Nesta mensagem tão especial, Francisco escolheu ir ao essencial da fé e vida cristã, Deus amou-nos com coração humano. Lá se vão – e ainda bem! – aquelas imagens de Jesus que mais parece um ser angélico do que uma verdadeira pessoa humana. Nesta carta encíclica que Francisco intitulou simplesmente Amou-nos (Dilexit nos), o papa volta a insistir que a fé cristã é muito mais do que uma série de verdades mais ou menos importantes em que é preciso acreditar; ser cristão é escolher uma forma de vida, uma maneira de amar que seja profundamente e verdadeiramente humana, porque só assim poderemos receber e transmitir a presença amorosa de Deus, que escolheu precisamente o coração humano para manifestar à Humanidade o seu amor.

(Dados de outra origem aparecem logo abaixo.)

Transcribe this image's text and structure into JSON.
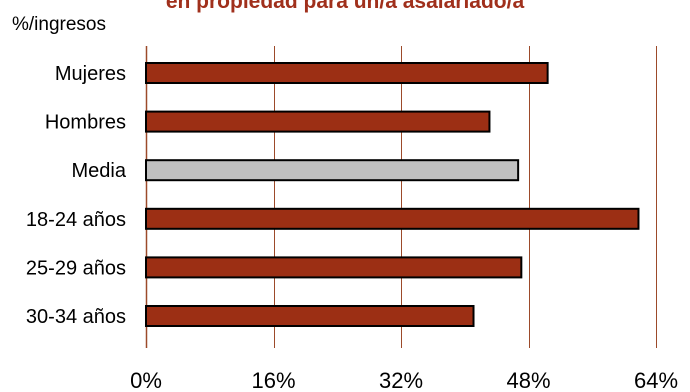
{
  "chart_data": {
    "type": "bar",
    "orientation": "horizontal",
    "title": "en propiedad para un/a asalariado/a",
    "unit_label": "%/ingresos",
    "categories": [
      "Mujeres",
      "Hombres",
      "Media",
      "18-24 años",
      "25-29 años",
      "30-34 años"
    ],
    "values": [
      50.4,
      43.1,
      46.7,
      61.8,
      47.1,
      41.1
    ],
    "xlim": [
      0,
      64
    ],
    "x_ticks": [
      0,
      16,
      32,
      48,
      64
    ],
    "x_tick_labels": [
      "0%",
      "16%",
      "32%",
      "48%",
      "64%"
    ],
    "grid": "vertical lines",
    "legend": "none",
    "colors": {
      "bar": "#9c2f14",
      "highlight_bar": "#c0c0c0",
      "bar_stroke": "#000000",
      "grid": "#9c4a2a",
      "title": "#a0301c"
    },
    "highlight_category": "Media"
  }
}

Esta carta do papa apresenta-nos um duplo convite. Antes de mais, descobrir a pessoa humana, toda e qualquer pessoa, como alguém que encontra o seu centro mais autêntico no coração: se aí reina o amor, é toda a pessoa que se sente realizada, aí encontra quem é de verdade e a partir daí se torna luminosa para os outros: «Tudo está unificado no coração [...]. Se aí reina o amor, a pessoa realiza a sua identidade de forma plena e luminosa, porque cada ser humano é criado sobretudo para o amor; é feito nas suas fibras mais profundas para amar e ser amado» (Papa Francisco, Dilexit Nos, 21). Trata-se assim do desafio de olhar para o ser humano considerando que o coração é o seu centro mais íntimo, o ponto onde se cruzam e se encontram todas as dimensões do seu ser, o núcleo central do seu ser e do seu viver.

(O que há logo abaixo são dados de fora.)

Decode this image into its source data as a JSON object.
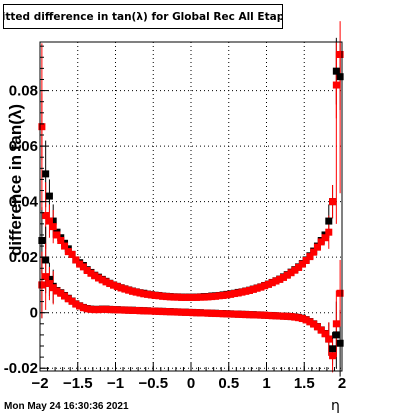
{
  "chart_data": {
    "type": "scatter",
    "title": "Fitted difference in tan(λ) for Global Rec All EtapT",
    "ylabel": "difference in tan(λ)",
    "xlabel": "η",
    "xlim": [
      -2,
      2
    ],
    "ylim": [
      -0.021,
      0.0975
    ],
    "grid": true,
    "x_ticks": [
      -2,
      -1.5,
      -1,
      -0.5,
      0,
      0.5,
      1,
      1.5,
      2
    ],
    "x_tick_labels": [
      "−2",
      "−1.5",
      "−1",
      "−0.5",
      "0",
      "0.5",
      "1",
      "1.5",
      "2"
    ],
    "y_ticks": [
      -0.02,
      0,
      0.02,
      0.04,
      0.06,
      0.08
    ],
    "y_tick_labels": [
      "-0.02",
      "0",
      "0.02",
      "0.04",
      "0.06",
      "0.08"
    ],
    "series": [
      {
        "marker": "square",
        "color": "#000000",
        "x": [
          -1.975,
          -1.925,
          -1.875,
          -1.825,
          -1.775,
          -1.725,
          -1.675,
          -1.625,
          -1.575,
          -1.525,
          -1.475,
          -1.425,
          -1.375,
          -1.325,
          -1.275,
          -1.225,
          -1.175,
          -1.125,
          -1.075,
          -1.025,
          -0.975,
          -0.925,
          -0.875,
          -0.825,
          -0.775,
          -0.725,
          -0.675,
          -0.625,
          -0.575,
          -0.525,
          -0.475,
          -0.425,
          -0.375,
          -0.325,
          -0.275,
          -0.225,
          -0.175,
          -0.125,
          -0.075,
          -0.025,
          0.025,
          0.075,
          0.125,
          0.175,
          0.225,
          0.275,
          0.325,
          0.375,
          0.425,
          0.475,
          0.525,
          0.575,
          0.625,
          0.675,
          0.725,
          0.775,
          0.825,
          0.875,
          0.925,
          0.975,
          1.025,
          1.075,
          1.125,
          1.175,
          1.225,
          1.275,
          1.325,
          1.375,
          1.425,
          1.475,
          1.525,
          1.575,
          1.625,
          1.675,
          1.725,
          1.775,
          1.825,
          1.875,
          1.925,
          1.975
        ],
        "y": [
          0.026,
          0.05,
          0.042,
          0.033,
          0.029,
          0.027,
          0.025,
          0.023,
          0.021,
          0.019,
          0.018,
          0.017,
          0.0155,
          0.0145,
          0.0135,
          0.0128,
          0.012,
          0.0113,
          0.0106,
          0.01,
          0.0095,
          0.009,
          0.0086,
          0.0082,
          0.0078,
          0.0075,
          0.0072,
          0.007,
          0.0067,
          0.0065,
          0.0063,
          0.0062,
          0.006,
          0.0059,
          0.0058,
          0.0057,
          0.0057,
          0.0056,
          0.0056,
          0.0056,
          0.0056,
          0.0056,
          0.0057,
          0.0058,
          0.0058,
          0.006,
          0.0061,
          0.0062,
          0.0064,
          0.0066,
          0.0068,
          0.007,
          0.0073,
          0.0075,
          0.0078,
          0.0081,
          0.0085,
          0.0089,
          0.0093,
          0.0098,
          0.0103,
          0.0109,
          0.0115,
          0.0121,
          0.0129,
          0.0137,
          0.0146,
          0.0155,
          0.0165,
          0.0177,
          0.019,
          0.0205,
          0.0222,
          0.024,
          0.026,
          0.028,
          0.033,
          0.04,
          0.087,
          0.085
        ]
      },
      {
        "marker": "square",
        "color": "#ff0000",
        "x": [
          -1.975,
          -1.925,
          -1.875,
          -1.825,
          -1.775,
          -1.725,
          -1.675,
          -1.625,
          -1.575,
          -1.525,
          -1.475,
          -1.425,
          -1.375,
          -1.325,
          -1.275,
          -1.225,
          -1.175,
          -1.125,
          -1.075,
          -1.025,
          -0.975,
          -0.925,
          -0.875,
          -0.825,
          -0.775,
          -0.725,
          -0.675,
          -0.625,
          -0.575,
          -0.525,
          -0.475,
          -0.425,
          -0.375,
          -0.325,
          -0.275,
          -0.225,
          -0.175,
          -0.125,
          -0.075,
          -0.025,
          0.025,
          0.075,
          0.125,
          0.175,
          0.225,
          0.275,
          0.325,
          0.375,
          0.425,
          0.475,
          0.525,
          0.575,
          0.625,
          0.675,
          0.725,
          0.775,
          0.825,
          0.875,
          0.925,
          0.975,
          1.025,
          1.075,
          1.125,
          1.175,
          1.225,
          1.275,
          1.325,
          1.375,
          1.425,
          1.475,
          1.525,
          1.575,
          1.625,
          1.675,
          1.725,
          1.775,
          1.825,
          1.875,
          1.925,
          1.975
        ],
        "y": [
          0.067,
          0.035,
          0.033,
          0.031,
          0.028,
          0.026,
          0.024,
          0.022,
          0.021,
          0.019,
          0.0175,
          0.0165,
          0.0152,
          0.0142,
          0.0133,
          0.0125,
          0.0118,
          0.0111,
          0.0105,
          0.0099,
          0.0094,
          0.0089,
          0.0085,
          0.0081,
          0.0077,
          0.0074,
          0.0071,
          0.0068,
          0.0066,
          0.0064,
          0.0062,
          0.0061,
          0.0059,
          0.0058,
          0.0057,
          0.0056,
          0.0056,
          0.0055,
          0.0055,
          0.0055,
          0.0055,
          0.0055,
          0.0056,
          0.0056,
          0.0057,
          0.0058,
          0.0059,
          0.0061,
          0.0062,
          0.0064,
          0.0066,
          0.0069,
          0.0071,
          0.0074,
          0.0077,
          0.008,
          0.0084,
          0.0088,
          0.0092,
          0.0097,
          0.0102,
          0.0108,
          0.0114,
          0.012,
          0.0127,
          0.0135,
          0.0144,
          0.0153,
          0.0163,
          0.0175,
          0.0188,
          0.0202,
          0.0218,
          0.0236,
          0.0255,
          0.027,
          0.029,
          0.04,
          0.082,
          0.093
        ]
      },
      {
        "marker": "square",
        "color": "#000000",
        "x": [
          -1.975,
          -1.925,
          -1.875,
          -1.825,
          -1.775,
          -1.725,
          -1.675,
          -1.625,
          -1.575,
          -1.525,
          -1.475,
          -1.425,
          -1.375,
          -1.325,
          -1.275,
          -1.225,
          -1.175,
          -1.125,
          -1.075,
          -1.025,
          -0.975,
          -0.925,
          -0.875,
          -0.825,
          -0.775,
          -0.725,
          -0.675,
          -0.625,
          -0.575,
          -0.525,
          -0.475,
          -0.425,
          -0.375,
          -0.325,
          -0.275,
          -0.225,
          -0.175,
          -0.125,
          -0.075,
          -0.025,
          0.025,
          0.075,
          0.125,
          0.175,
          0.225,
          0.275,
          0.325,
          0.375,
          0.425,
          0.475,
          0.525,
          0.575,
          0.625,
          0.675,
          0.725,
          0.775,
          0.825,
          0.875,
          0.925,
          0.975,
          1.025,
          1.075,
          1.125,
          1.175,
          1.225,
          1.275,
          1.325,
          1.375,
          1.425,
          1.475,
          1.525,
          1.575,
          1.625,
          1.675,
          1.725,
          1.775,
          1.825,
          1.875,
          1.925,
          1.975
        ],
        "y": [
          0.01,
          0.019,
          0.012,
          0.0095,
          0.008,
          0.0072,
          0.0062,
          0.0052,
          0.0042,
          0.0032,
          0.0025,
          0.0019,
          0.0015,
          0.0013,
          0.0012,
          0.0012,
          0.0013,
          0.0013,
          0.0012,
          0.0011,
          0.0011,
          0.001,
          0.001,
          0.0009,
          0.0009,
          0.0008,
          0.0008,
          0.0007,
          0.0007,
          0.0006,
          0.0006,
          0.0005,
          0.0005,
          0.0004,
          0.0004,
          0.0003,
          0.0003,
          0.0002,
          0.0002,
          0.0001,
          0.0001,
          0.0,
          0.0,
          -0.0001,
          -0.0001,
          -0.0002,
          -0.0002,
          -0.0003,
          -0.0003,
          -0.0004,
          -0.0004,
          -0.0005,
          -0.0005,
          -0.0006,
          -0.0006,
          -0.0007,
          -0.0007,
          -0.0008,
          -0.0008,
          -0.0009,
          -0.001,
          -0.001,
          -0.0011,
          -0.0012,
          -0.0012,
          -0.0013,
          -0.0014,
          -0.0015,
          -0.0017,
          -0.002,
          -0.0025,
          -0.0032,
          -0.004,
          -0.005,
          -0.0062,
          -0.0075,
          -0.0095,
          -0.013,
          -0.008,
          -0.011
        ]
      },
      {
        "marker": "square",
        "color": "#ff0000",
        "x": [
          -1.975,
          -1.925,
          -1.875,
          -1.825,
          -1.775,
          -1.725,
          -1.675,
          -1.625,
          -1.575,
          -1.525,
          -1.475,
          -1.425,
          -1.375,
          -1.325,
          -1.275,
          -1.225,
          -1.175,
          -1.125,
          -1.075,
          -1.025,
          -0.975,
          -0.925,
          -0.875,
          -0.825,
          -0.775,
          -0.725,
          -0.675,
          -0.625,
          -0.575,
          -0.525,
          -0.475,
          -0.425,
          -0.375,
          -0.325,
          -0.275,
          -0.225,
          -0.175,
          -0.125,
          -0.075,
          -0.025,
          0.025,
          0.075,
          0.125,
          0.175,
          0.225,
          0.275,
          0.325,
          0.375,
          0.425,
          0.475,
          0.525,
          0.575,
          0.625,
          0.675,
          0.725,
          0.775,
          0.825,
          0.875,
          0.925,
          0.975,
          1.025,
          1.075,
          1.125,
          1.175,
          1.225,
          1.275,
          1.325,
          1.375,
          1.425,
          1.475,
          1.525,
          1.575,
          1.625,
          1.675,
          1.725,
          1.775,
          1.825,
          1.875,
          1.925,
          1.975
        ],
        "y": [
          0.01,
          0.013,
          0.0105,
          0.009,
          0.0078,
          0.007,
          0.006,
          0.005,
          0.0041,
          0.0031,
          0.0024,
          0.0018,
          0.0014,
          0.0012,
          0.0011,
          0.0011,
          0.0012,
          0.0012,
          0.0011,
          0.0011,
          0.001,
          0.001,
          0.0009,
          0.0009,
          0.0008,
          0.0008,
          0.0007,
          0.0007,
          0.0006,
          0.0006,
          0.0005,
          0.0005,
          0.0004,
          0.0004,
          0.0003,
          0.0003,
          0.0002,
          0.0002,
          0.0001,
          0.0001,
          0.0,
          0.0,
          -0.0001,
          -0.0001,
          -0.0002,
          -0.0002,
          -0.0003,
          -0.0003,
          -0.0004,
          -0.0004,
          -0.0005,
          -0.0005,
          -0.0006,
          -0.0006,
          -0.0007,
          -0.0007,
          -0.0008,
          -0.0008,
          -0.0009,
          -0.0009,
          -0.001,
          -0.0011,
          -0.0011,
          -0.0012,
          -0.0013,
          -0.0013,
          -0.0014,
          -0.0016,
          -0.0018,
          -0.0021,
          -0.0026,
          -0.0033,
          -0.0041,
          -0.0051,
          -0.0063,
          -0.0076,
          -0.0095,
          -0.0155,
          -0.004,
          0.007
        ]
      }
    ]
  },
  "footer": {
    "timestamp": "Mon May 24 16:30:36 2021"
  }
}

O segundo convite do Papa Francisco é olhar para a pessoa de Jesus na mesma perspectiva. Uma pessoa completamente humana, em tudo igual a nós excepto no pecado – nunca se revoltou contra Deus e assim é ainda mais autenticamente humano do que nós, pecadores. Lembramos que os evangelhos não nos dizem nada da sua vida entre os 12 e os 30 anos, precisamente porque não se distinguia dos outros seus conterrâneos. Ele não era «Deus disfarçado de homem», era um homem em quem Deus estava completamente presente sem que, por isso, ele deixasse de ser homem.

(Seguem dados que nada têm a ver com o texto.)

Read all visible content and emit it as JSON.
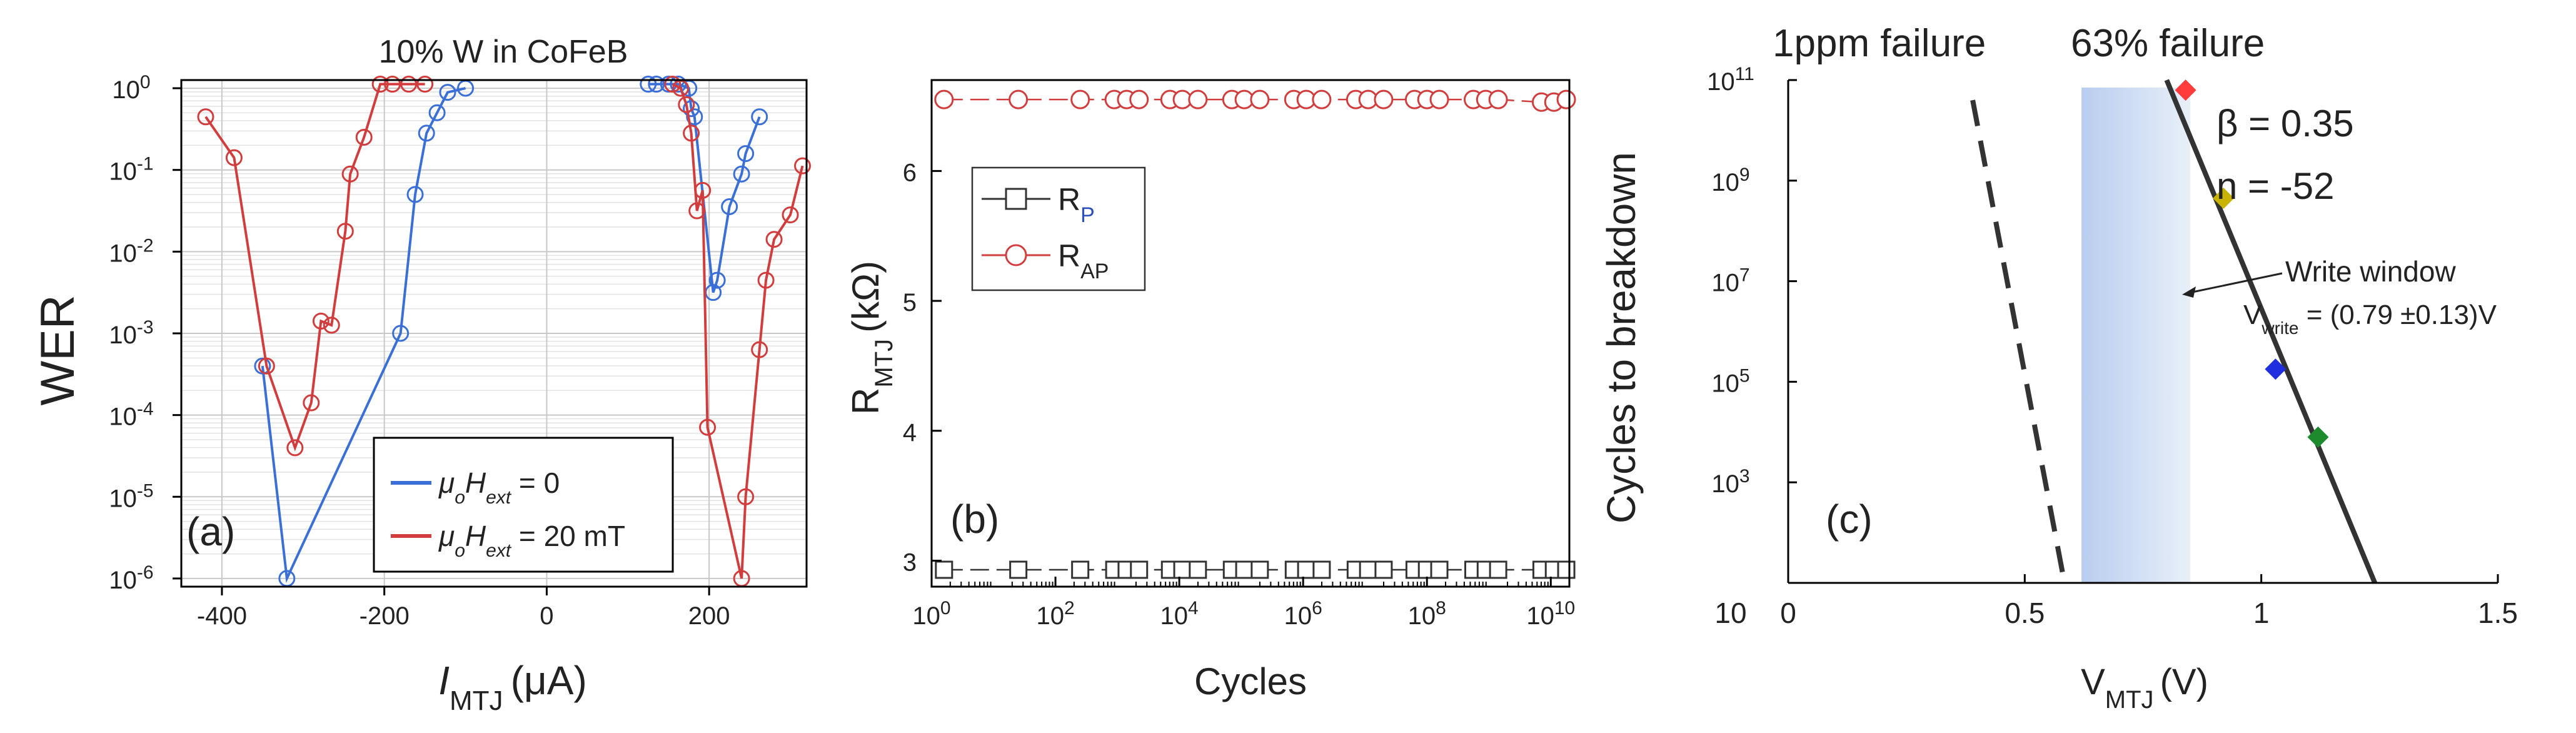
{
  "chart_data": [
    {
      "type": "line",
      "panel": "(a)",
      "title": "10% W in CoFeB",
      "xlabel_main": "I",
      "xlabel_sub": "MTJ",
      "xlabel_unit": "(μA)",
      "ylabel": "WER",
      "xlim": [
        -450,
        320
      ],
      "ylim_exp": [
        -6.1,
        0.1
      ],
      "x_ticks": [
        -400,
        -200,
        0,
        200
      ],
      "x_tick_labels": [
        "-400",
        "-200",
        "0",
        "200"
      ],
      "y_tick_exps": [
        0,
        -1,
        -2,
        -3,
        -4,
        -5,
        -6
      ],
      "y_tick_labels": [
        "0",
        "-1",
        "-2",
        "-3",
        "-4",
        "-5",
        "-6"
      ],
      "y_tick_base": "10",
      "grid": true,
      "legend_position": "bottom-right",
      "series": [
        {
          "name": "μoHext = 0",
          "legend_main": "μ",
          "legend_sub1": "o",
          "legend_mid": "H",
          "legend_sub2": "ext",
          "legend_value": " = 0",
          "color": "#3a6fd8",
          "branches": [
            {
              "x": [
                -350,
                -320,
                -180,
                -162,
                -148,
                -135,
                -122,
                -100
              ],
              "y_exp": [
                -3.4,
                -6.0,
                -3.0,
                -1.3,
                -0.55,
                -0.3,
                -0.05,
                0.0
              ]
            },
            {
              "x": [
                125,
                135,
                150,
                162,
                175,
                178,
                182,
                205,
                210,
                225,
                240,
                245,
                262
              ],
              "y_exp": [
                0.05,
                0.05,
                0.05,
                0.05,
                0.0,
                -0.25,
                -0.35,
                -2.5,
                -2.35,
                -1.45,
                -1.05,
                -0.8,
                -0.35
              ]
            }
          ]
        },
        {
          "name": "μoHext = 20 mT",
          "legend_main": "μ",
          "legend_sub1": "o",
          "legend_mid": "H",
          "legend_sub2": "ext",
          "legend_value": " = 20 mT",
          "color": "#d23c3c",
          "branches": [
            {
              "x": [
                -420,
                -385,
                -345,
                -310,
                -290,
                -278,
                -265,
                -248,
                -242,
                -225,
                -205,
                -190,
                -170,
                -150
              ],
              "y_exp": [
                -0.35,
                -0.85,
                -3.4,
                -4.4,
                -3.85,
                -2.85,
                -2.9,
                -1.75,
                -1.05,
                -0.6,
                0.05,
                0.05,
                0.05,
                0.05
              ]
            },
            {
              "x": [
                155,
                165,
                172,
                178,
                185,
                192,
                198,
                240,
                245,
                262,
                270,
                280,
                300,
                315
              ],
              "y_exp": [
                0.05,
                0.0,
                -0.2,
                -0.55,
                -1.5,
                -1.25,
                -4.15,
                -6.0,
                -5.0,
                -3.2,
                -2.35,
                -1.85,
                -1.55,
                -0.95
              ]
            }
          ]
        }
      ]
    },
    {
      "type": "scatter",
      "panel": "(b)",
      "xlabel": "Cycles",
      "ylabel_main": "R",
      "ylabel_sub": "MTJ",
      "ylabel_unit": "(kΩ)",
      "xlim_exp": [
        0,
        10.3
      ],
      "ylim": [
        2.8,
        6.7
      ],
      "x_tick_exps": [
        0,
        2,
        4,
        6,
        8,
        10
      ],
      "x_tick_labels": [
        "0",
        "2",
        "4",
        "6",
        "8",
        "10"
      ],
      "x_tick_base": "10",
      "y_ticks": [
        3,
        4,
        5,
        6
      ],
      "y_tick_labels": [
        "3",
        "4",
        "5",
        "6"
      ],
      "grid": false,
      "legend_position": "top-left",
      "series": [
        {
          "name": "RP",
          "legend_main": "R",
          "legend_sub": "P",
          "marker": "square",
          "color": "#333333",
          "value": 2.93,
          "x_exp": [
            0.2,
            1.4,
            2.4,
            2.95,
            3.15,
            3.35,
            3.85,
            4.05,
            4.3,
            4.85,
            5.05,
            5.3,
            5.85,
            6.05,
            6.3,
            6.85,
            7.05,
            7.3,
            7.8,
            8.0,
            8.2,
            8.75,
            8.95,
            9.15,
            9.85,
            10.05,
            10.25
          ]
        },
        {
          "name": "RAP",
          "legend_main": "R",
          "legend_sub": "AP",
          "marker": "circle",
          "color": "#d23c3c",
          "x_exp": [
            0.2,
            1.4,
            2.4,
            2.95,
            3.15,
            3.35,
            3.85,
            4.05,
            4.3,
            4.85,
            5.05,
            5.3,
            5.85,
            6.05,
            6.3,
            6.85,
            7.05,
            7.3,
            7.8,
            8.0,
            8.2,
            8.75,
            8.95,
            9.15,
            9.85,
            10.05,
            10.25
          ],
          "values": [
            6.55,
            6.55,
            6.55,
            6.55,
            6.55,
            6.55,
            6.55,
            6.55,
            6.55,
            6.55,
            6.55,
            6.55,
            6.55,
            6.55,
            6.55,
            6.55,
            6.55,
            6.55,
            6.55,
            6.55,
            6.55,
            6.55,
            6.55,
            6.55,
            6.53,
            6.53,
            6.55
          ]
        }
      ]
    },
    {
      "type": "scatter",
      "panel": "(c)",
      "xlabel_main": "V",
      "xlabel_sub": "MTJ",
      "xlabel_unit": "(V)",
      "ylabel": "Cycles to breakdown",
      "xlim": [
        0,
        1.5
      ],
      "ylim_exp": [
        1,
        11
      ],
      "x_ticks": [
        0,
        0.5,
        1,
        1.5
      ],
      "x_tick_labels": [
        "0",
        "0.5",
        "1",
        "1.5"
      ],
      "y_tick_exps": [
        11,
        9,
        7,
        5,
        3
      ],
      "y_tick_labels": [
        "11",
        "9",
        "7",
        "5",
        "3"
      ],
      "y_tick_base": "10",
      "y_bottom_label": "10",
      "top_label_left": "1ppm failure",
      "top_label_right": "63% failure",
      "beta_label": "β = 0.35",
      "n_label": "n = -52",
      "write_window_label": "Write window",
      "vwrite_main": "V",
      "vwrite_sub": "write",
      "vwrite_value": " = (0.79 ±0.13)V",
      "write_window_range_v": [
        0.62,
        0.85
      ],
      "fit_line_63": {
        "x": [
          0.8,
          1.24
        ],
        "y_exp": [
          11.0,
          1.0
        ]
      },
      "fit_line_1ppm": {
        "x": [
          0.39,
          0.58
        ],
        "y_exp": [
          10.6,
          1.2
        ]
      },
      "points": [
        {
          "x": 0.84,
          "y_exp": 10.8,
          "color": "#ff3b3b"
        },
        {
          "x": 0.92,
          "y_exp": 8.65,
          "color": "#c8b400"
        },
        {
          "x": 1.03,
          "y_exp": 5.25,
          "color": "#1f2fe0"
        },
        {
          "x": 1.12,
          "y_exp": 3.9,
          "color": "#1e8a2e"
        }
      ]
    }
  ]
}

É por aí que o Papa Francisco procura ajudar-nos a descobrir e a experimentar de maneira nova o amor de Deus, um amor que é verdadeiramente humano e divino. O coração desse homem, Jesus, torna-se para nós o «lugar» onde vamos experimentar e aprender a maneira como Deus nos amou e continua a amar-nos.
Durante este ano, procurarei, cada mês, reflectir sobre um aspecto deste mistério que o Papa Francisco nos convida a contemplar.